At the US-EU Summit the president and European Union leaders will focus on aligning their approaches to trade and technology so that democracies and not anyone else, not China or other autocracies, are writing the rules for trade and technology for the 21st Century, said the top White House official on national security.
Biden will also have a series of bilateral engagements including a US-UK Summit with British Prime Minister Boris Johnson where the two leaders will reaffirm the special relationship and update and upgrade it for the modern era.
“And we will have further announcements about additional bilateral engagements that they will have both in Cornwall and at Brussels in the days ahead. After his time at the G-7, at NATO and at the US-EU Summit, Biden will go to Geneva to meet with his Russian counterpart President Vladimir Putin,” Sullivan said.

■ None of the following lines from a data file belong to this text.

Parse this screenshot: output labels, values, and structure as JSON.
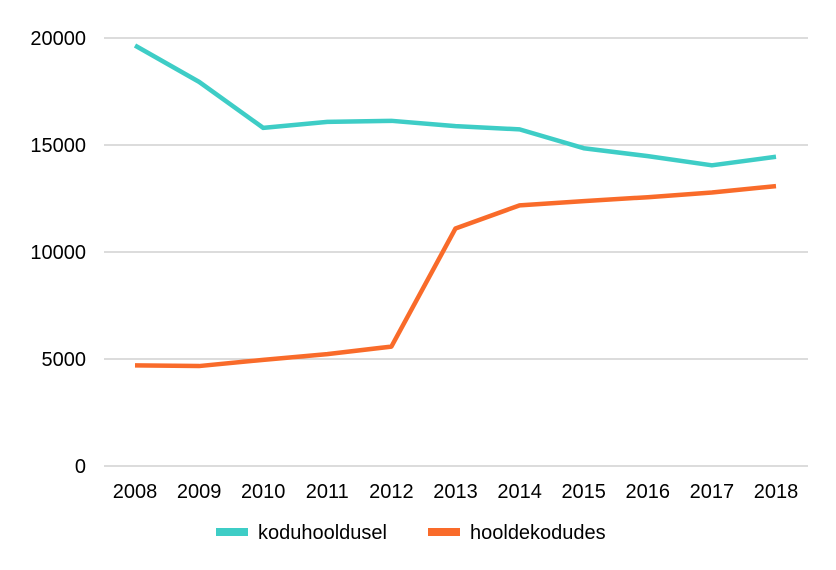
{
  "chart_data": {
    "type": "line",
    "x": [
      "2008",
      "2009",
      "2010",
      "2011",
      "2012",
      "2013",
      "2014",
      "2015",
      "2016",
      "2017",
      "2018"
    ],
    "series": [
      {
        "name": "koduhooldusel",
        "color": "#3ECDC6",
        "values": [
          19650,
          17950,
          15800,
          16080,
          16130,
          15880,
          15730,
          14850,
          14480,
          14050,
          14450
        ]
      },
      {
        "name": "hooldekodudes",
        "color": "#F96B2A",
        "values": [
          4700,
          4670,
          4960,
          5230,
          5580,
          11100,
          12180,
          12380,
          12560,
          12780,
          13080
        ]
      }
    ],
    "ylim": [
      0,
      20000
    ],
    "yticks": [
      "0",
      "5000",
      "10000",
      "15000",
      "20000"
    ],
    "grid": true,
    "gridline_color": "#C8C8C8",
    "legend_position": "bottom",
    "title": "",
    "xlabel": "",
    "ylabel": ""
  }
}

“He will do so, of course, after having had nearly a week of intensive consultations with allies and democratic partners from both Europe and the Indo-Pacific. So, he will go into this meeting with the wind at his back,” he said.

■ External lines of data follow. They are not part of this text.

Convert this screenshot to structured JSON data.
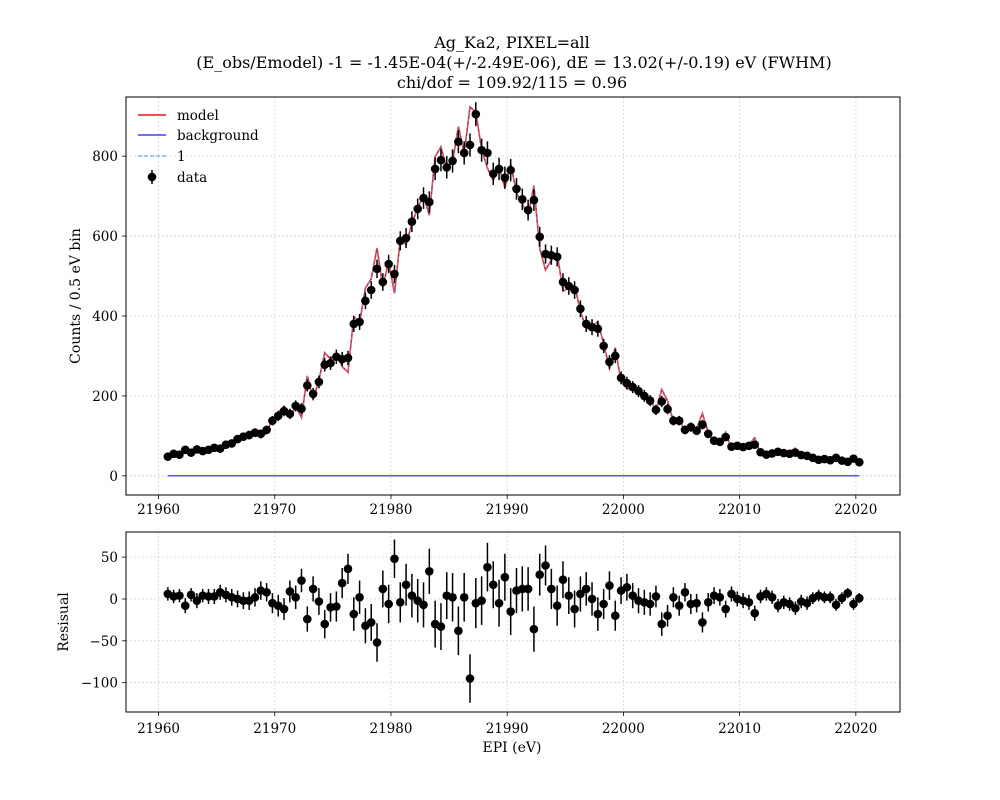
{
  "chart_data": {
    "type": "scatter",
    "title_lines": [
      "Ag_Ka2, PIXEL=all",
      "(E_obs/Emodel) -1 = -1.45E-04(+/-2.49E-06), dE = 13.02(+/-0.19) eV (FWHM)",
      "chi/dof = 109.92/115 = 0.96"
    ],
    "xlabel": "EPI (eV)",
    "xlim": [
      21957.2,
      22023.8
    ],
    "xticks": [
      "21960",
      "21970",
      "21980",
      "21990",
      "22000",
      "22010",
      "22020"
    ],
    "grid": true,
    "colors": {
      "model": "#e41a1c",
      "background": "#1f1fe8",
      "one": "#6aa8e8",
      "data": "#000000"
    },
    "top": {
      "ylabel": "Counts / 0.5 eV bin",
      "ylim": [
        -48,
        948
      ],
      "yticks": [
        "0",
        "200",
        "400",
        "600",
        "800"
      ],
      "legend_position": "upper-left",
      "legend": [
        "model",
        "background",
        "1",
        "data"
      ],
      "background_level": 0,
      "x": [
        21960.8,
        21961.3,
        21961.8,
        21962.3,
        21962.8,
        21963.3,
        21963.8,
        21964.3,
        21964.8,
        21965.3,
        21965.8,
        21966.3,
        21966.8,
        21967.3,
        21967.8,
        21968.3,
        21968.8,
        21969.3,
        21969.8,
        21970.3,
        21970.8,
        21971.3,
        21971.8,
        21972.3,
        21972.8,
        21973.3,
        21973.8,
        21974.3,
        21974.8,
        21975.3,
        21975.8,
        21976.3,
        21976.8,
        21977.3,
        21977.8,
        21978.3,
        21978.8,
        21979.3,
        21979.8,
        21980.3,
        21980.8,
        21981.3,
        21981.8,
        21982.3,
        21982.8,
        21983.3,
        21983.8,
        21984.3,
        21984.8,
        21985.3,
        21985.8,
        21986.3,
        21986.8,
        21987.3,
        21987.8,
        21988.3,
        21988.8,
        21989.3,
        21989.8,
        21990.3,
        21990.8,
        21991.3,
        21991.8,
        21992.3,
        21992.8,
        21993.3,
        21993.8,
        21994.3,
        21994.8,
        21995.3,
        21995.8,
        21996.3,
        21996.8,
        21997.3,
        21997.8,
        21998.3,
        21998.8,
        21999.3,
        21999.8,
        22000.3,
        22000.8,
        22001.3,
        22001.8,
        22002.3,
        22002.8,
        22003.3,
        22003.8,
        22004.3,
        22004.8,
        22005.3,
        22005.8,
        22006.3,
        22006.8,
        22007.3,
        22007.8,
        22008.3,
        22008.8,
        22009.3,
        22009.8,
        22010.3,
        22010.8,
        22011.3,
        22011.8,
        22012.3,
        22012.8,
        22013.3,
        22013.8,
        22014.3,
        22014.8,
        22015.3,
        22015.8,
        22016.3,
        22016.8,
        22017.3,
        22017.8,
        22018.3,
        22018.8,
        22019.3,
        22019.8,
        22020.3
      ],
      "y": [
        48,
        55,
        53,
        65,
        58,
        66,
        62,
        65,
        70,
        68,
        78,
        81,
        92,
        98,
        102,
        108,
        105,
        115,
        138,
        150,
        162,
        155,
        175,
        168,
        226,
        205,
        235,
        278,
        282,
        298,
        292,
        295,
        380,
        385,
        438,
        465,
        518,
        485,
        530,
        505,
        588,
        595,
        636,
        668,
        695,
        685,
        768,
        790,
        772,
        788,
        836,
        808,
        828,
        905,
        815,
        808,
        756,
        768,
        746,
        765,
        718,
        692,
        665,
        690,
        598,
        555,
        552,
        548,
        485,
        475,
        465,
        418,
        380,
        372,
        368,
        325,
        285,
        300,
        245,
        232,
        222,
        212,
        200,
        188,
        165,
        186,
        167,
        138,
        138,
        115,
        122,
        113,
        128,
        105,
        88,
        85,
        97,
        73,
        75,
        72,
        75,
        78,
        59,
        53,
        56,
        60,
        57,
        55,
        58,
        52,
        50,
        45,
        40,
        42,
        39,
        45,
        38,
        35,
        43,
        34
      ],
      "err": [
        8,
        8,
        8,
        9,
        8,
        9,
        8,
        9,
        9,
        9,
        9,
        10,
        10,
        10,
        11,
        11,
        11,
        11,
        12,
        13,
        13,
        13,
        14,
        14,
        15,
        15,
        16,
        17,
        17,
        18,
        18,
        18,
        20,
        20,
        21,
        22,
        23,
        22,
        23,
        23,
        24,
        25,
        26,
        26,
        27,
        27,
        28,
        28,
        28,
        29,
        29,
        29,
        29,
        30,
        29,
        29,
        28,
        28,
        28,
        28,
        27,
        27,
        26,
        27,
        25,
        24,
        24,
        24,
        22,
        22,
        22,
        21,
        20,
        20,
        20,
        18,
        17,
        18,
        16,
        16,
        15,
        15,
        15,
        14,
        13,
        14,
        13,
        12,
        12,
        11,
        12,
        11,
        12,
        11,
        10,
        10,
        10,
        9,
        9,
        9,
        9,
        9,
        8,
        8,
        8,
        8,
        8,
        8,
        8,
        8,
        8,
        7,
        7,
        7,
        7,
        7,
        7,
        6,
        7,
        6
      ]
    },
    "bottom": {
      "ylabel": "Resisual",
      "ylim": [
        -135,
        80
      ],
      "yticks": [
        "50",
        "0",
        "−50",
        "−100"
      ],
      "ytick_values": [
        50,
        0,
        -50,
        -100
      ],
      "x": [
        21960.8,
        21961.3,
        21961.8,
        21962.3,
        21962.8,
        21963.3,
        21963.8,
        21964.3,
        21964.8,
        21965.3,
        21965.8,
        21966.3,
        21966.8,
        21967.3,
        21967.8,
        21968.3,
        21968.8,
        21969.3,
        21969.8,
        21970.3,
        21970.8,
        21971.3,
        21971.8,
        21972.3,
        21972.8,
        21973.3,
        21973.8,
        21974.3,
        21974.8,
        21975.3,
        21975.8,
        21976.3,
        21976.8,
        21977.3,
        21977.8,
        21978.3,
        21978.8,
        21979.3,
        21979.8,
        21980.3,
        21980.8,
        21981.3,
        21981.8,
        21982.3,
        21982.8,
        21983.3,
        21983.8,
        21984.3,
        21984.8,
        21985.3,
        21985.8,
        21986.3,
        21986.8,
        21987.3,
        21987.8,
        21988.3,
        21988.8,
        21989.3,
        21989.8,
        21990.3,
        21990.8,
        21991.3,
        21991.8,
        21992.3,
        21992.8,
        21993.3,
        21993.8,
        21994.3,
        21994.8,
        21995.3,
        21995.8,
        21996.3,
        21996.8,
        21997.3,
        21997.8,
        21998.3,
        21998.8,
        21999.3,
        21999.8,
        22000.3,
        22000.8,
        22001.3,
        22001.8,
        22002.3,
        22002.8,
        22003.3,
        22003.8,
        22004.3,
        22004.8,
        22005.3,
        22005.8,
        22006.3,
        22006.8,
        22007.3,
        22007.8,
        22008.3,
        22008.8,
        22009.3,
        22009.8,
        22010.3,
        22010.8,
        22011.3,
        22011.8,
        22012.3,
        22012.8,
        22013.3,
        22013.8,
        22014.3,
        22014.8,
        22015.3,
        22015.8,
        22016.3,
        22016.8,
        22017.3,
        22017.8,
        22018.3,
        22018.8,
        22019.3,
        22019.8,
        22020.3
      ],
      "y": [
        6,
        3,
        4,
        -8,
        5,
        -2,
        4,
        3,
        3,
        8,
        5,
        2,
        0,
        -2,
        -2,
        2,
        10,
        8,
        -5,
        -8,
        -12,
        9,
        2,
        22,
        -24,
        12,
        -3,
        -30,
        -10,
        -9,
        19,
        36,
        -18,
        2,
        -32,
        -28,
        -52,
        12,
        -6,
        48,
        -4,
        17,
        4,
        -2,
        -7,
        33,
        -30,
        -33,
        4,
        2,
        -38,
        2,
        -95,
        -5,
        -2,
        38,
        17,
        -5,
        26,
        -15,
        10,
        12,
        12,
        -36,
        29,
        40,
        12,
        -8,
        23,
        4,
        -12,
        6,
        12,
        0,
        -18,
        -6,
        16,
        -20,
        10,
        14,
        4,
        -2,
        -4,
        -6,
        3,
        -30,
        -20,
        2,
        -8,
        8,
        -6,
        -5,
        -28,
        -4,
        4,
        2,
        -12,
        6,
        0,
        -2,
        -4,
        -17,
        3,
        6,
        2,
        -8,
        -4,
        -6,
        -11,
        -3,
        -5,
        1,
        4,
        2,
        2,
        -7,
        1,
        7,
        -6,
        1
      ],
      "err": [
        8,
        8,
        8,
        9,
        8,
        9,
        8,
        9,
        9,
        9,
        9,
        10,
        10,
        10,
        11,
        11,
        11,
        11,
        12,
        13,
        13,
        13,
        14,
        14,
        15,
        15,
        16,
        17,
        17,
        18,
        18,
        18,
        20,
        20,
        21,
        22,
        23,
        22,
        23,
        23,
        24,
        25,
        26,
        26,
        27,
        27,
        28,
        28,
        28,
        29,
        29,
        29,
        29,
        30,
        29,
        29,
        28,
        28,
        28,
        28,
        27,
        27,
        26,
        27,
        25,
        24,
        24,
        24,
        22,
        22,
        22,
        21,
        20,
        20,
        20,
        18,
        17,
        18,
        16,
        16,
        15,
        15,
        15,
        14,
        13,
        14,
        13,
        12,
        12,
        11,
        12,
        11,
        12,
        11,
        10,
        10,
        10,
        9,
        9,
        9,
        9,
        9,
        8,
        8,
        8,
        8,
        8,
        8,
        8,
        8,
        8,
        7,
        7,
        7,
        7,
        7,
        7,
        6,
        7,
        6
      ]
    }
  }
}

The US has made clear repeatedly that it does not regard a meeting with the Russian president as a reward.
“We regard it as a vital part of defending America”s interests and America”s values. Joe Biden is not meeting with Vladimir Putin despite our countries” differences. He”s meeting with him because of our countries” differences. There is simply a lot we have to work through,” Sullivan said.
“We believe that President Biden is the most effective, direct communicator of American values and priorities and we believe that hearing directly from President Putin is the most effective way to understand what Russia intends and plans. There is never any substitute for leader-to-leader engagement particularly for complex relationships but with Putin this is exponentially the case,” he said.
“He has a highly personalized style of decision making and so it is important for President Biden to be able to sit down with him face to face, to be clear about where we are, to understand where he is, to try to manage our differences and to identify those areas where we can work in America”s interest to make progress,” he said.
Sullivan said when Biden returns to Washington next week, the United States will be in a materially stronger position to manage the major threats and challenges this country faces–COVID, climate, China, cyber, Russia and shaping the rules of trade and technology for the future.